Os medicamentos falsificados são uma real e enorme ameaça para a saúde pública, pelo que a sua venda ao público à distância, via internet, por parte de entidades não licenciadas para o efeito, além de constituir um grave risco para a saúde dos utentes, tem vindo a revelar-se fraudulenta, constatando-se que na sua grande maioria os fármacos adquiridos por essa via são falsificados ou ilegais.

Para obviar  este grave problema e prevenir os riscos que lhe estão associados, foi estabelecido na União Europeia um código comunitário relativo aos medicamentos para uso humano, designadamente no que respeita a medicamentos falsificados e à farmacovigilância, a fim de impedir a introdução de medicamentos falsificados na cadeia de abastecimento legal.

Assim, desde 1 de julho de 2015, passou a ser obrigatório que as páginas na internet de farmácias e Locais de Venda de Medicamentos Não Sujeitos a Receita Médica (LVMNSRM), que ofereçam legalmente medicamentos para venda à distância a residentes noutros Estados Membros da União Europeia, possuam um logótipo comum, que permite confirmar se o website da farmácia ou LVMNSRM que oferece medicamentos para venda à distância se encontram devidamente licenciados.

Em Portugal, as entidades que pretendam dispensar medicamentos ao domicílio ou através da internet, necessitam de registo prévio no site do Infarmed, indicando os meios que utiliza para a dispensa ao domicílio, endereço electrónico usado, telefone ou outros meios através dos quais aceita as encomendas de medicamentos. Nos restantes países da União Europeia o licenciamento é processado pelas autoridades de saúde de cada país.

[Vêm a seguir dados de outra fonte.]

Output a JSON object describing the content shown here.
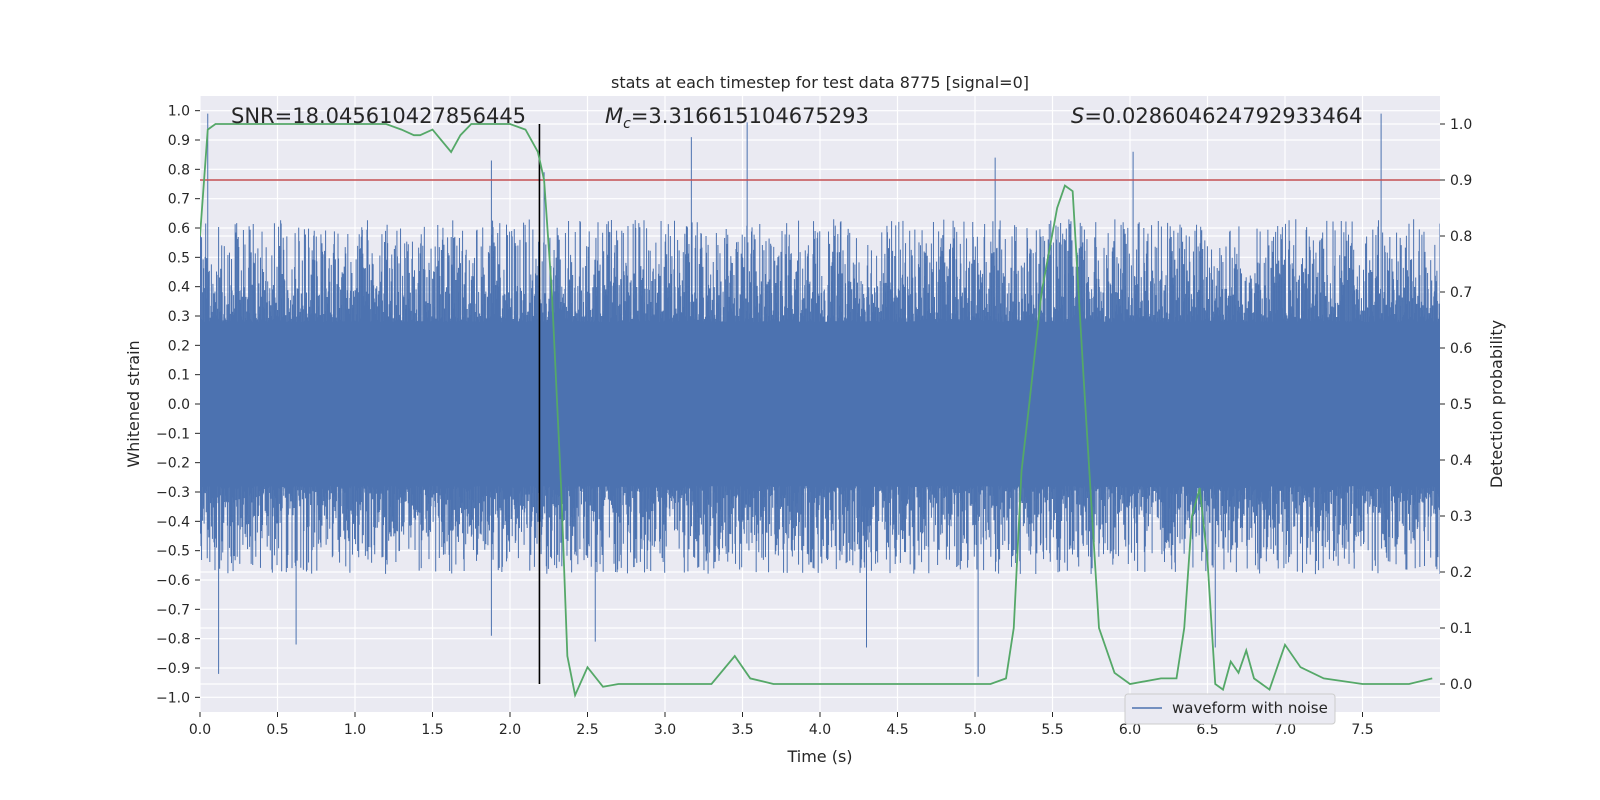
{
  "chart_data": {
    "type": "line",
    "title": "stats at each timestep for test data 8775 [signal=0]",
    "xlabel": "Time (s)",
    "ylabel": "Whitened strain",
    "y2label": "Detection probability",
    "xlim": [
      0.0,
      8.0
    ],
    "ylim": [
      -1.05,
      1.05
    ],
    "y2lim": [
      -0.05,
      1.05
    ],
    "x_ticks": [
      "0.0",
      "0.5",
      "1.0",
      "1.5",
      "2.0",
      "2.5",
      "3.0",
      "3.5",
      "4.0",
      "4.5",
      "5.0",
      "5.5",
      "6.0",
      "6.5",
      "7.0",
      "7.5"
    ],
    "y_ticks": [
      "−1.0",
      "−0.9",
      "−0.8",
      "−0.7",
      "−0.6",
      "−0.5",
      "−0.4",
      "−0.3",
      "−0.2",
      "−0.1",
      "0.0",
      "0.1",
      "0.2",
      "0.3",
      "0.4",
      "0.5",
      "0.6",
      "0.7",
      "0.8",
      "0.9",
      "1.0"
    ],
    "y2_ticks": [
      "0.0",
      "0.1",
      "0.2",
      "0.3",
      "0.4",
      "0.5",
      "0.6",
      "0.7",
      "0.8",
      "0.9",
      "1.0"
    ],
    "grid": true,
    "legend_placement": "lower-right",
    "annotations": {
      "snr_text": "SNR=18.045610427856445",
      "mc_symbol": "M",
      "mc_sub": "c",
      "mc_value": "=3.316615104675293",
      "s_symbol": "S",
      "s_value": "=0.028604624792933464"
    },
    "threshold_line": {
      "axis": "y2",
      "value": 0.9
    },
    "vertical_line": {
      "x": 2.19,
      "y2_range": [
        0.0,
        1.0
      ]
    },
    "series": [
      {
        "name": "waveform with noise",
        "axis": "y",
        "color": "#4c72b0",
        "description": "dense noise trace, roughly -0.5..0.6 with spikes",
        "spikes": [
          {
            "x": 0.05,
            "y": 0.99
          },
          {
            "x": 0.12,
            "y": -0.92
          },
          {
            "x": 0.62,
            "y": -0.82
          },
          {
            "x": 1.88,
            "y": 0.83
          },
          {
            "x": 1.88,
            "y": -0.79
          },
          {
            "x": 2.22,
            "y": 0.79
          },
          {
            "x": 2.55,
            "y": -0.81
          },
          {
            "x": 3.17,
            "y": 0.91
          },
          {
            "x": 3.53,
            "y": 0.96
          },
          {
            "x": 4.3,
            "y": -0.83
          },
          {
            "x": 5.02,
            "y": -0.93
          },
          {
            "x": 5.13,
            "y": 0.84
          },
          {
            "x": 6.02,
            "y": 0.86
          },
          {
            "x": 6.55,
            "y": -0.83
          },
          {
            "x": 7.62,
            "y": 0.99
          }
        ]
      },
      {
        "name": "",
        "axis": "y2",
        "color": "#55a868",
        "x": [
          0.0,
          0.05,
          0.1,
          0.2,
          0.3,
          0.5,
          0.8,
          1.0,
          1.2,
          1.3,
          1.38,
          1.42,
          1.5,
          1.62,
          1.68,
          1.75,
          1.85,
          2.0,
          2.1,
          2.18,
          2.22,
          2.27,
          2.33,
          2.37,
          2.42,
          2.5,
          2.6,
          2.7,
          3.0,
          3.3,
          3.45,
          3.55,
          3.7,
          4.0,
          4.5,
          5.0,
          5.1,
          5.2,
          5.25,
          5.3,
          5.35,
          5.43,
          5.53,
          5.58,
          5.63,
          5.7,
          5.8,
          5.9,
          6.0,
          6.2,
          6.3,
          6.35,
          6.4,
          6.45,
          6.5,
          6.55,
          6.6,
          6.65,
          6.7,
          6.75,
          6.8,
          6.9,
          7.0,
          7.1,
          7.25,
          7.5,
          7.8,
          7.95
        ],
        "y": [
          0.8,
          0.99,
          1.0,
          1.0,
          1.0,
          1.0,
          1.0,
          1.0,
          1.0,
          0.99,
          0.98,
          0.98,
          0.99,
          0.95,
          0.98,
          1.0,
          1.0,
          1.0,
          0.99,
          0.95,
          0.9,
          0.7,
          0.35,
          0.05,
          -0.02,
          0.03,
          -0.005,
          0.0,
          0.0,
          0.0,
          0.05,
          0.01,
          0.0,
          0.0,
          0.0,
          0.0,
          0.0,
          0.01,
          0.1,
          0.38,
          0.5,
          0.7,
          0.85,
          0.89,
          0.88,
          0.55,
          0.1,
          0.02,
          0.0,
          0.01,
          0.01,
          0.1,
          0.3,
          0.35,
          0.22,
          0.0,
          -0.01,
          0.04,
          0.02,
          0.06,
          0.01,
          -0.01,
          0.07,
          0.03,
          0.01,
          0.0,
          0.0,
          0.01
        ]
      }
    ]
  }
}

Após o licenciamento, é obrigatório que o novo sítio de venda electrónica exiba em destaque o logótipo internacional, por forma a ajudar os consumidores a identificar os sites que operam legalmente. Assim, para o consumidor, somente os sítios que apresentem na sua página o logótipo de certificação garantem a aquisição de medicamentos online segura, quer se trate de uma farmácia ou de outro LVMNSRM.

Contudo, devido a publicidade muita agressiva utilizada pelos promotores, à deficiente literacia dos consumidores na área da saúde e “promessas de milagres”, também os medicamentos de receita médica obrigatória, alguns de áreas terapêuticas como alívio da dor oncológica, estimulantes sexuais, obesidade, sistema nervoso central e outras áreas de risco, de tudo um pouco é oferecido na internet, aparentemente sem consequências.

O cibercrime está à espreita! Por isso a entrega de medicamentos ao domicílio deve ser feita sob supervisão de pessoal qualificado, farmacêutico ou técnico de farmácia, consoante o local de venda dos fármacos e tendo sempre presente que os medicamentos sujeitos a receita médica é obrigatória a apresentação da respetiva receita.

Logotipo UE

No caso de aquisição de medicamentos em outros Estados Membros da UE, o logótipo possui um link para o website da entidade reguladora da saúde desse país que por sua vez reencaminha o utilizador para uma listagem das entidades licenciadas para a venda de medicamentos online, garantindo dessa forma uma compra segura em local certificado. O logótipo é confiável e está traduzido em todas as línguas oficiais da União Europeia.

O tráfico de medicamentos

O tráfico de medicamentos tem vindo a aumentar, havendo cada vez mais grupos de crime organizado a operar nesta área, que proporciona lucros muito elevados e riscos relativamente baixos tendo em conta as detenções feitas e o quadro penal que envolve este tipo de crimes.

Smartphone - medicamento

Visando combater o tráfico ilícito, a Europol - Serviço Europeu de Polícia, revelou recentemente que em resultado de uma ação policial levada a cabo entre abril e outubro de 2018 e envolvendo 16 países, entre os quais Portugal, foram apreendidos objetos avaliados em 165 milhões de euros, entre os quais cerca de 13 milhões de unidades e 1,8 toneladas de medicamentos, tendo sido desmantelados 24 grupos ligados os crime organizado e feita a detenção de 435 pessoas.

Estas redes traficavam maioritariamente medicamentos opiáceos, produtos farmacêuticos usados para o tratamento de doenças graves, como o cancro e problemas cardíacos, e “drogas que aumentam a performance e a imagem”, patologias para cujo tratamento farmacoterapêutico é necessária receita médica obrigatória, razão mais que suficiente para que ponhamos em causa as “ofertas milagrosas de cura” que nos são oferecidas nas páginas da internet!